Ingredients:
- 1 lb (450g) boneless, skinless chicken breasts, cut into 1-inch cubes
- 1 tbsp (15ml) soy sauce
- 1 tbsp (15ml) cornstarch
- 1 tsp (5ml) sesame oil
- 1/2 tsp (2.5ml) ground ginger
- 1 tbsp (15ml) vegetable oil (or peanut oil)
- 1 red bell pepper, sliced
- 1 green bell pepper, sliced
- 1 medium onion, sliced
- 1 cup (150g) fresh pineapple chunks (or canned in juice, drained)

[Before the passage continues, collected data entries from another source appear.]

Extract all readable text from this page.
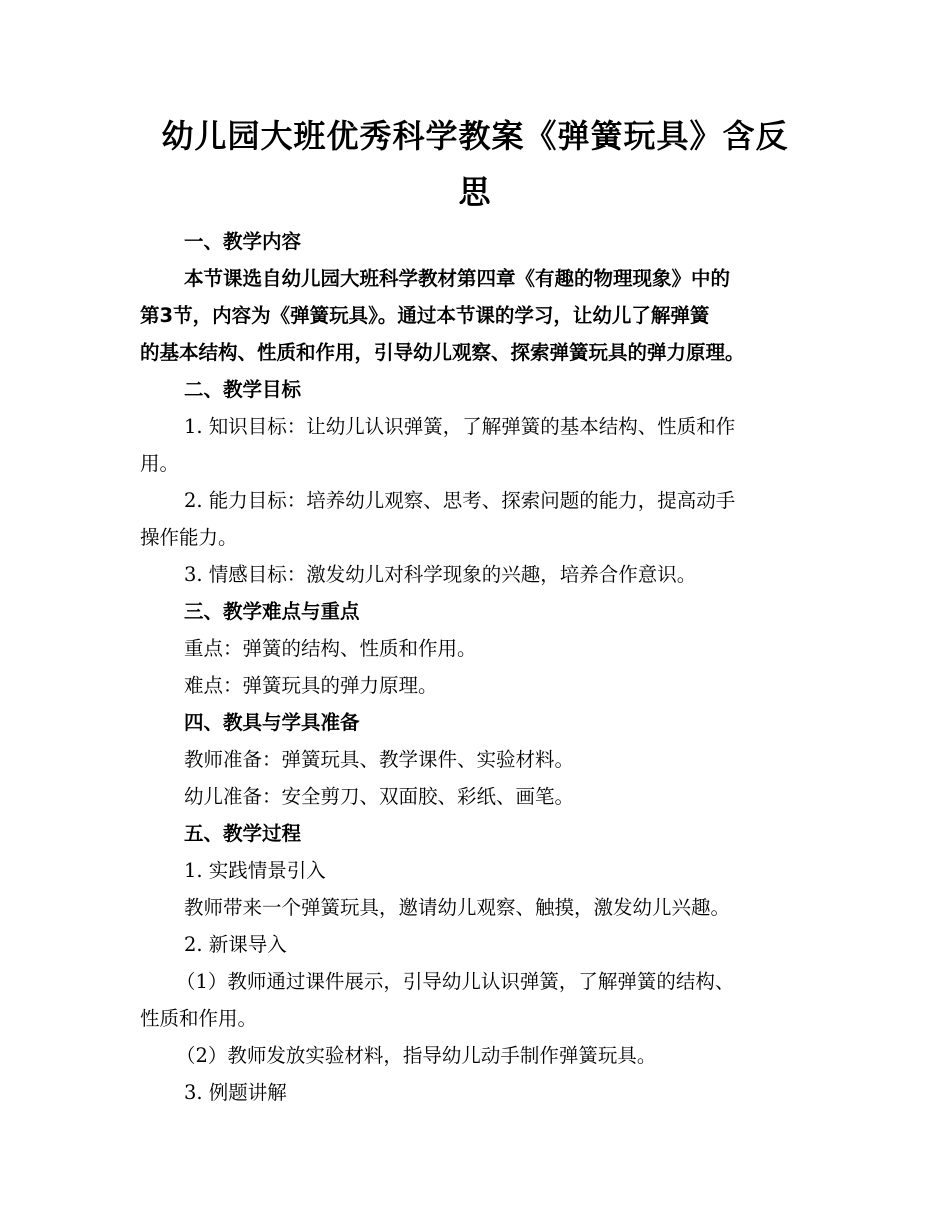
幼儿园大班优秀科学教案《弹簧玩具》含反
思

一、教学内容

本节课选自幼儿园大班科学教材第四章《有趣的物理现象》中的

第3节，内容为《弹簧玩具》。通过本节课的学习，让幼儿了解弹簧

的基本结构、性质和作用，引导幼儿观察、探索弹簧玩具的弹力原理。

二、教学目标

1. 知识目标：让幼儿认识弹簧，了解弹簧的基本结构、性质和作

用。

2. 能力目标：培养幼儿观察、思考、探索问题的能力，提高动手

操作能力。

3. 情感目标：激发幼儿对科学现象的兴趣，培养合作意识。

三、教学难点与重点

重点：弹簧的结构、性质和作用。

难点：弹簧玩具的弹力原理。

四、教具与学具准备

教师准备：弹簧玩具、教学课件、实验材料。

幼儿准备：安全剪刀、双面胶、彩纸、画笔。

五、教学过程

1. 实践情景引入

教师带来一个弹簧玩具，邀请幼儿观察、触摸，激发幼儿兴趣。

2. 新课导入

（1）教师通过课件展示，引导幼儿认识弹簧，了解弹簧的结构、

性质和作用。

（2）教师发放实验材料，指导幼儿动手制作弹簧玩具。

3. 例题讲解
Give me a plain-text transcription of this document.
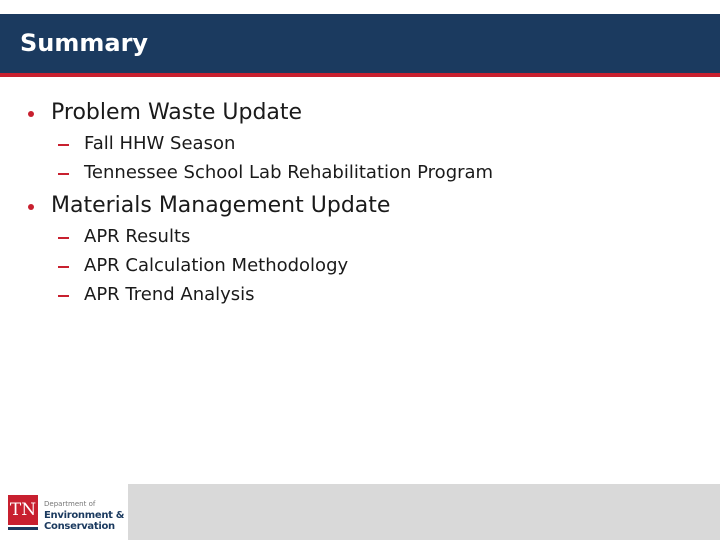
Summary
Problem Waste Update
Fall HHW Season
Tennessee School Lab Rehabilitation Program
Materials Management Update
APR Results
APR Calculation Methodology
APR Trend Analysis
TN Department of
Environment &
Conservation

- 1 cup (100g) snow peas, trimmed
- 2 cloves garlic, minced
- 1 inch ginger, grated
- 1/4 cup (60ml) soy sauce
- 1/4 cup (60ml) pineapple juice (from the canned pineapple or reserved from fresh)

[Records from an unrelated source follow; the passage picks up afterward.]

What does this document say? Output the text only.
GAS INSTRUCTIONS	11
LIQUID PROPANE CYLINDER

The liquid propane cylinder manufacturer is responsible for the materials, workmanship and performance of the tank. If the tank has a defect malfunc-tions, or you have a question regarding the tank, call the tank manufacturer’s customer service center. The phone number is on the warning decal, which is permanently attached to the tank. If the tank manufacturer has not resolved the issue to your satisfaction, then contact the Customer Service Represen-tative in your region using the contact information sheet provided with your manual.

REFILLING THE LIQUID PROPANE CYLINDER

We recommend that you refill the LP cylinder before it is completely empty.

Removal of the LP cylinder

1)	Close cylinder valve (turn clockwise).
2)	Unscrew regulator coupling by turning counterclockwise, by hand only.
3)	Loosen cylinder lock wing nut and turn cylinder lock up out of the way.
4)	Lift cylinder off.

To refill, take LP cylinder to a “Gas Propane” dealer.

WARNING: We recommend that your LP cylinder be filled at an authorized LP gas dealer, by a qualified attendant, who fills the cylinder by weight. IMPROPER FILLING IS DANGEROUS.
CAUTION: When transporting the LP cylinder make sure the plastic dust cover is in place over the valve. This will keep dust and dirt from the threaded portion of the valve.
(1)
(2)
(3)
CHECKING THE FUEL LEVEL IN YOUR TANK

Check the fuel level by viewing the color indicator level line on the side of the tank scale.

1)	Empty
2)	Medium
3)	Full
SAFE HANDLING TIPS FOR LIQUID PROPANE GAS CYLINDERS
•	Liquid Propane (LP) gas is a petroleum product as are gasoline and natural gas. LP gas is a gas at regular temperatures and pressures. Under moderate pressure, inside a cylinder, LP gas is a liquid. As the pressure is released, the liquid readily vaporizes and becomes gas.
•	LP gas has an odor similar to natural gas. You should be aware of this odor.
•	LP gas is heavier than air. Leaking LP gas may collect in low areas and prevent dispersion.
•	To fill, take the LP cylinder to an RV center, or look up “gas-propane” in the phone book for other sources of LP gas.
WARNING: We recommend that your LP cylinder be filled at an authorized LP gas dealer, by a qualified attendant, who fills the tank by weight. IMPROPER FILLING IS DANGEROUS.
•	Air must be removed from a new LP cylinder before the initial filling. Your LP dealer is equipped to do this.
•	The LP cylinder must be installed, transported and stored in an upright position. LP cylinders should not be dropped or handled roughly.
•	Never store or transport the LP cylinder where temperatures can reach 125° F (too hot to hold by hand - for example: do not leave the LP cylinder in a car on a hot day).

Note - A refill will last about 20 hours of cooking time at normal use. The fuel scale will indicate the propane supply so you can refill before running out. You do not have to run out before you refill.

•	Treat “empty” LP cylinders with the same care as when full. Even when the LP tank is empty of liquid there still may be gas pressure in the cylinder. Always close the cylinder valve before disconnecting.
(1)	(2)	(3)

- 2 tbsp (30ml) rice vinegar
- 2 tbsp (30g) brown sugar, packed
- 1 tbsp (15ml) ketchup
- 1 tbsp (15ml) cornstarch
- 1/4 tsp (1.25ml) red pepper flakes (optional, for a little kick!)
- Toasted sesame seeds, for garnish (optional)
- Chopped green onions, for garnish (optional)
Instructions:
- Combine chicken with marinade ingredients. Let it sit for at least 15 minutes (or up to 30 minutes in the fridge).
- Whisk together all sauce ingredients in a small bowl until smooth. Set aside.
- Heat oil in a large skillet or wok over medium-high heat. Add onions and bell peppers, stir-fry for 3-4 minutes until slightly softened. Add garlic and ginger, stir-fry for another minute until fragrant.
- Add marinated chicken to the skillet and stir-fry until cooked through and lightly browned, about 5-7 minutes (internal temperature reaches 165°F/74°C).
- Add pineapple and snow peas to the skillet. Stir-fry for another 2 minutes. Pour in the sauce and bring to a simmer, stirring constantly, until the sauce thickens, about 1-2 minutes.
- Garnish with toasted sesame seeds and chopped green onions (if using). Serve immediately over rice or noodles.